The ‘Spanish’ flu (1918/19) has the largest death toll of any influenza pandemic on record. As it spread through the city, communities would go silent, public buildings and schools were closed, trade stilled, events were cancelled and sports fixtures postponed. It struck at the core of families, often flattening every member and sometimes killing multiple members of one family. During this talk, Dr Milne will look back to that event, and compare it with the Covid-19 pandemic, and reflect on how the city’s chief medical officer at the time, Sir Charles Cameron, and other authorities reacted to reduce the impact.
Tuesday 13 April at 1pm: The history of psychiatric hospitals in Dublin by Professor Brendan Kelly
Professor Kelly's talk will examine why, in the mid-1900s, Ireland had proportionately more people in psychiatric hospitals than any other country in the world. This talk looks at the place of "Grangegorman Mental Hospital" (St Brendan's) in this history, alongside St Patrick's, St Ita's (Portrane) and Dublin's other psychiatric hospitals.
Tuesday 20 April at 1pm: Soldiers and Sex-Workers: Venereal Disease in Early 20th Century Ireland by Dr Susannah Riordan
In this talk, Dr Riordan assesses the efforts of the first independent Irish governments to detect, prevent, and treat these diseases in the national army and, subsequently, in the civilian population, in the contexts of military exigency, medical politics, and moral judgement. The title refers to the fact that initially, the blame for this problem was placed on relationship between prostitutes and the British military, but investigation suggested that it was in fact rampant in the civilian population throughout the country.
Tuesday 27 April: Black Death in Dublin by Dr Simon Egan
The plague arrived on Ireland’s more heavily settled eastern seaboard in 1348 and quickly spread across most the island. This talk will explore the arrival and consequences of the Black Death in Ireland’s colonial capital, Dublin. It will consider how plague impact upon urban society but also look at how the plague reshaped Irish politics during the mid-to-late fourteenth century.

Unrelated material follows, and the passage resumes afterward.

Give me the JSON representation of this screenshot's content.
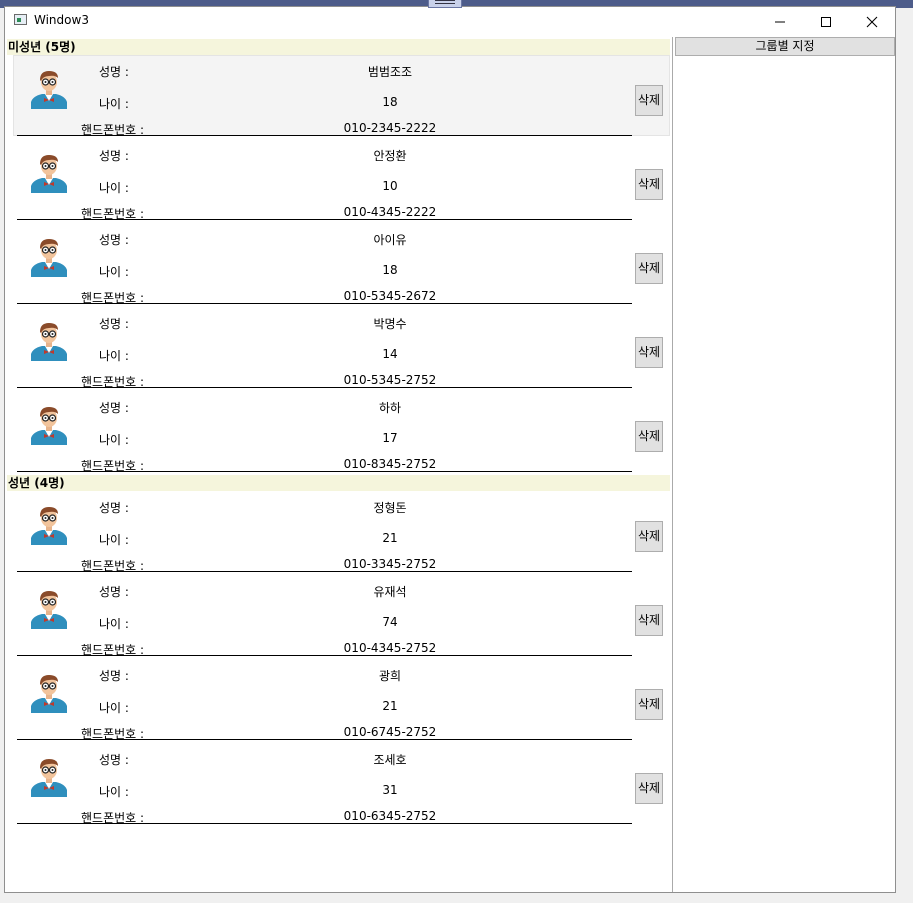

Book now on Eventbrite. #DeathAndDiseaseInDublin
Speakers
Dr Milne has written extensively about Spanish influenza in Ireland, and her book which deals with this topic, Stacking the Coffins, Influenza, war and revolution in Ireland 1918-1919, was published in 2018.
Professor Brendan Kelly is Professor of Psychiatry at Trinity College Dublin and Consultant Psychiatrist at Tallaght University Hospital. He is the author of several books including "Hearing Voices: The History of Psychiatry in Ireland".
Dr Susannah Riordan is a lecturer at UCD Centre for the History of Medicine in Ireland.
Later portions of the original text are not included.